Cette déclaration a dépassé les limites du débat politique. Mais je ne voudrais pas singulariser le dialogue avec M. Létchimy. Il est en l’espèce le porte-parole du Parti socialiste et il est inadmissible que l’on accuse de favoriser l’idéologie nazie quelqu’un qui promeut les valeurs universelles des droits de l’Homme, et rappelle qu’il y a des valeurs qui sont supérieures à d’autres car elles représentent précisément un progrès de l’humanité. Il y a des systèmes dans lesquels on favorise la démocratie, on promeut le droit des femmes, on protège les libertés individuelles et publiques. Et il y a des systèmes dans lesquels on s’accommode de la tyrannie, dans lesquels la femme est réduite à un état d’asservissement et où l’on bafoue les libertés. Je ne vois pas pourquoi de tels propos seraient offensants pour quiconque.
Pourtant des Antillais se sont sentis offensés…

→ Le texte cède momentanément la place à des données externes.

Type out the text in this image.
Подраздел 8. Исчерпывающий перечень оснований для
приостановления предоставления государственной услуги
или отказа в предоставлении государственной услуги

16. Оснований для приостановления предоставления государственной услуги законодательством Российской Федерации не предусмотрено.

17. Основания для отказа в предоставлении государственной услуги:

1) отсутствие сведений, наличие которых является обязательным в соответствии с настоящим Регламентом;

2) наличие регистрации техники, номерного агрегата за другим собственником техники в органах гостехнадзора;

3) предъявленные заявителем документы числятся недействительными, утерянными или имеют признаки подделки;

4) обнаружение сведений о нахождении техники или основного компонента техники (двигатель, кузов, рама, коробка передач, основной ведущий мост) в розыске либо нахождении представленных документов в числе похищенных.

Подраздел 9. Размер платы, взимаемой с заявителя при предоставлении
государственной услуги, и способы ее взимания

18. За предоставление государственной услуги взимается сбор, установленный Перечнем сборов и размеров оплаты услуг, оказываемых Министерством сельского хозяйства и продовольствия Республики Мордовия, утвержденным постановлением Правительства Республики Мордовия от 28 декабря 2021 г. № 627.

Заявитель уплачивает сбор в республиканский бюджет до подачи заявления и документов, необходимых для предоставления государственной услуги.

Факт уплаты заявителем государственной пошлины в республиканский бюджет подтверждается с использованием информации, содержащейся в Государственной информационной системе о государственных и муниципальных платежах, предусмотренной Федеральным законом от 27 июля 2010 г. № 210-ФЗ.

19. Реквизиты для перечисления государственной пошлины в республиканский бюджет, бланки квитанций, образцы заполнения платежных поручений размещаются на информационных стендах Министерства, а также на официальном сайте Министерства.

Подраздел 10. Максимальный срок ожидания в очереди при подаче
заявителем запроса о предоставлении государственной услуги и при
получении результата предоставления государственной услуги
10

Je voudrais très directement évoquer un sujet dont je sais bien qu’il est douloureux à la conscience de nos compatriotes antillais. Nul ne peut contester que nous vivons aujourd’hui en France un état de civilisation meilleur que celui dans lequel se pratiquait hier l’esclavage, qui est une abomination. C’est notre honneur de promouvoir des valeurs qui permettent de progresser dans le sens de l’humanisme. Ces valeurs-là sont très respectueuses de nos compatriotes d’outre-mer, dont ils ont été parmi les pionniers.
Est-ce que la réaction de M. Létchimy ne porte pas en elle ce qui fait son identité, c’est-à-dire sa créolité, sa négritude ?

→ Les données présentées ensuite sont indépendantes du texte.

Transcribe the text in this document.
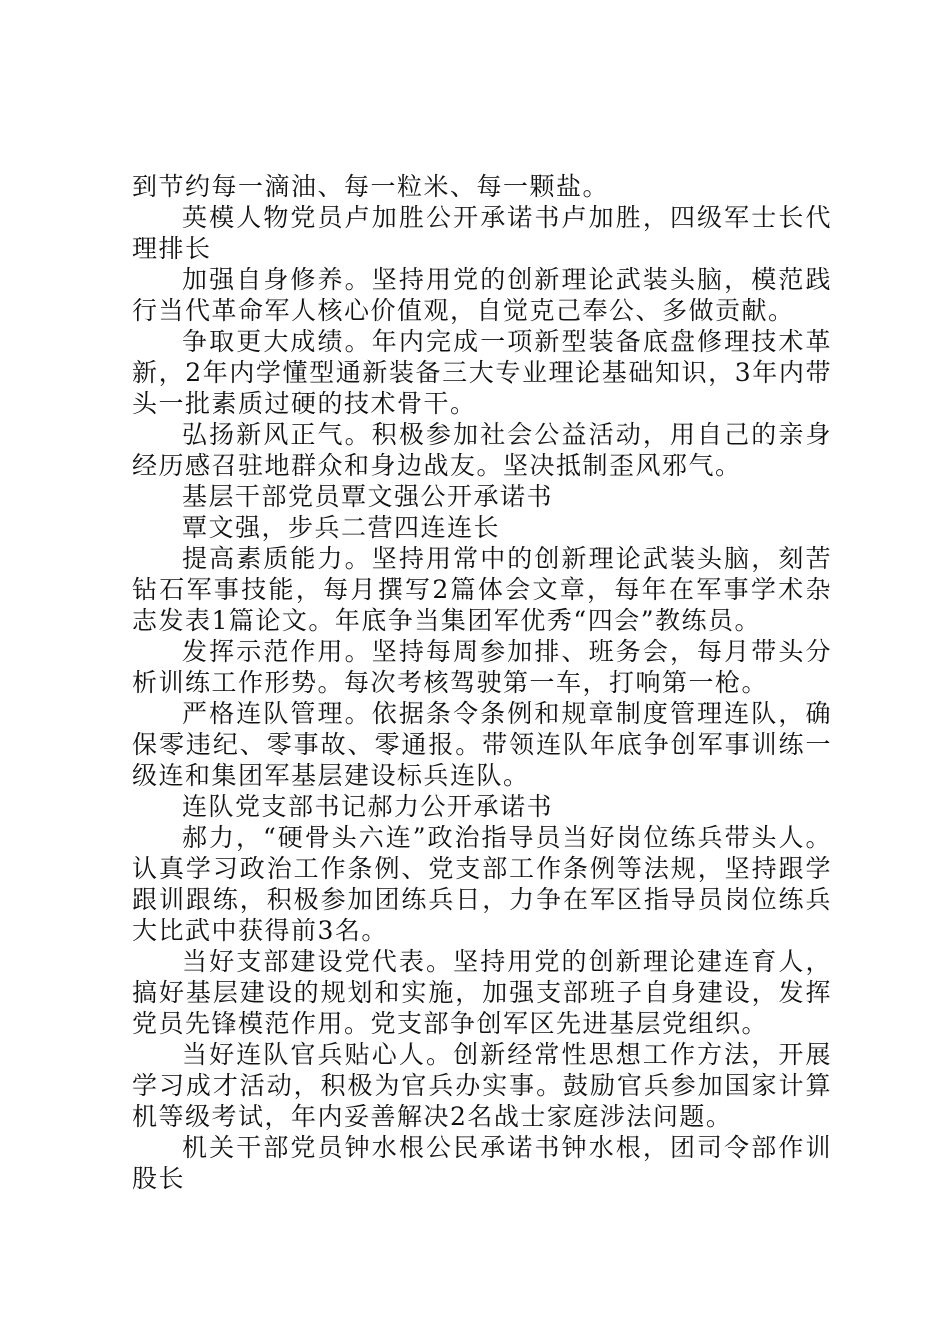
到节约每一滴油、每一粒米、每一颗盐。

英模人物党员卢加胜公开承诺书卢加胜，四级军士长代理排长

加强自身修养。坚持用党的创新理论武装头脑，模范践行当代革命军人核心价值观，自觉克己奉公、多做贡献。

争取更大成绩。年内完成一项新型装备底盘修理技术革新，2年内学懂型通新装备三大专业理论基础知识，3年内带头一批素质过硬的技术骨干。

弘扬新风正气。积极参加社会公益活动，用自己的亲身经历感召驻地群众和身边战友。坚决抵制歪风邪气。

基层干部党员覃文强公开承诺书

覃文强，步兵二营四连连长

提高素质能力。坚持用常中的创新理论武装头脑，刻苦钻石军事技能，每月撰写2篇体会文章，每年在军事学术杂志发表1篇论文。年底争当集团军优秀“四会”教练员。

发挥示范作用。坚持每周参加排、班务会，每月带头分析训练工作形势。每次考核驾驶第一车，打响第一枪。

严格连队管理。依据条令条例和规章制度管理连队，确保零违纪、零事故、零通报。带领连队年底争创军事训练一级连和集团军基层建设标兵连队。

连队党支部书记郝力公开承诺书

郝力，“硬骨头六连”政治指导员当好岗位练兵带头人。认真学习政治工作条例、党支部工作条例等法规，坚持跟学跟训跟练，积极参加团练兵日，力争在军区指导员岗位练兵大比武中获得前3名。

当好支部建设党代表。坚持用党的创新理论建连育人，搞好基层建设的规划和实施，加强支部班子自身建设，发挥党员先锋模范作用。党支部争创军区先进基层党组织。

当好连队官兵贴心人。创新经常性思想工作方法，开展学习成才活动，积极为官兵办实事。鼓励官兵参加国家计算机等级考试，年内妥善解决2名战士家庭涉法问题。

机关干部党员钟水根公民承诺书钟水根，团司令部作训股长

J’ai cru comprendre dans l’intervention de M. Létchimy un souci auquel je voudrais répondre. Ce souci est que l’appel à la notion de civilisation ne soit pas l’appel à un concept qui brise à l’intérieur de la civilisation les identités. Tout ce que nous faisons est là au contraire pour montrer que dans la République, nous reconnaissons les identités. Ainsi sur le plan institutionnel, le gouvernement a proposé à la Martinique, comme à la Guyane, de choisir dans le cadre de la Constitution sa gouvernance locale et la Martinique a fait un choix. Les identités sont donc respectées.
Le président de la République a dit, le 10 mai dernier, à l’occasion de la commémoration de l’abolition de l’esclavage : « Il a fallu longtemps pour que l'Occident comprenne, admette qu'il avait autant à apprendre des autres que les autres avaient à apprendre de lui, qu'il y avait dans les autres civilisations autant de trésor de sagesse humaine que dans la sienne. » Qu’en pensez-vous ?

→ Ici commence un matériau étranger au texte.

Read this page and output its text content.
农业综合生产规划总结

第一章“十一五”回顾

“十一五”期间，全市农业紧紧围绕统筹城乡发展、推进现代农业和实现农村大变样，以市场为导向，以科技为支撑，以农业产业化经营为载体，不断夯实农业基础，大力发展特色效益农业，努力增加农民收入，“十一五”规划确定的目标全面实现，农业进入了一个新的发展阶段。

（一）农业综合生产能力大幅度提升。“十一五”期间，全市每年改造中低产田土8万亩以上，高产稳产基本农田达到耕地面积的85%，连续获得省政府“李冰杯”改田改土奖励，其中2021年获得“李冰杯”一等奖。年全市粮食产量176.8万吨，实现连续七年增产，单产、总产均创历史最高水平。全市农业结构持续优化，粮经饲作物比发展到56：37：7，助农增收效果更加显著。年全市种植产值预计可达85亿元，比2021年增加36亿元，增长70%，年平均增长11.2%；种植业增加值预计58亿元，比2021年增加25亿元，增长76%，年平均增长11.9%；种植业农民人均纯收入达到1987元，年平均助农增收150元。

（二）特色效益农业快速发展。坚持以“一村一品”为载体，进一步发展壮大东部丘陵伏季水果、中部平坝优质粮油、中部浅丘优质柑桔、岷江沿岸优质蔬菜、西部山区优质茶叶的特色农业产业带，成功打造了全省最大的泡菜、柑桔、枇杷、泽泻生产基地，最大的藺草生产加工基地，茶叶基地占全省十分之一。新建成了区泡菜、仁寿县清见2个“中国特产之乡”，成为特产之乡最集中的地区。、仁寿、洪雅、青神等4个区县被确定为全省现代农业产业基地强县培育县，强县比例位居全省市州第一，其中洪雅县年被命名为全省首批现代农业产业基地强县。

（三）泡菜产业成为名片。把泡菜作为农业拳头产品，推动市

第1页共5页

J’adhère pleinement à cela. Parler de civilisations n’est pas en appeler à leur choc, c’est complètement ridicule. Distinguer les civilisations n’est pas attentatoire à ces civilisations. Elles se nourrissent respectivement et, dans une civilisation, le président de la République a raison de le dire, il y a des trésors. Ce n’est pas parce qu’elles sont différentes qu’elles ne sont pas respectables. Il y a, au regard de nos valeurs, des éléments qui sont positifs même s’ils sont éloignés de nos propres modes de raisonnement, de notre propre culture, de nos propres croyances, mais il y a des choses qui, au regard des droits de l’Homme, de la dignité de la personne humaine peuvent être moins positives. C’est ce que j’ai dit.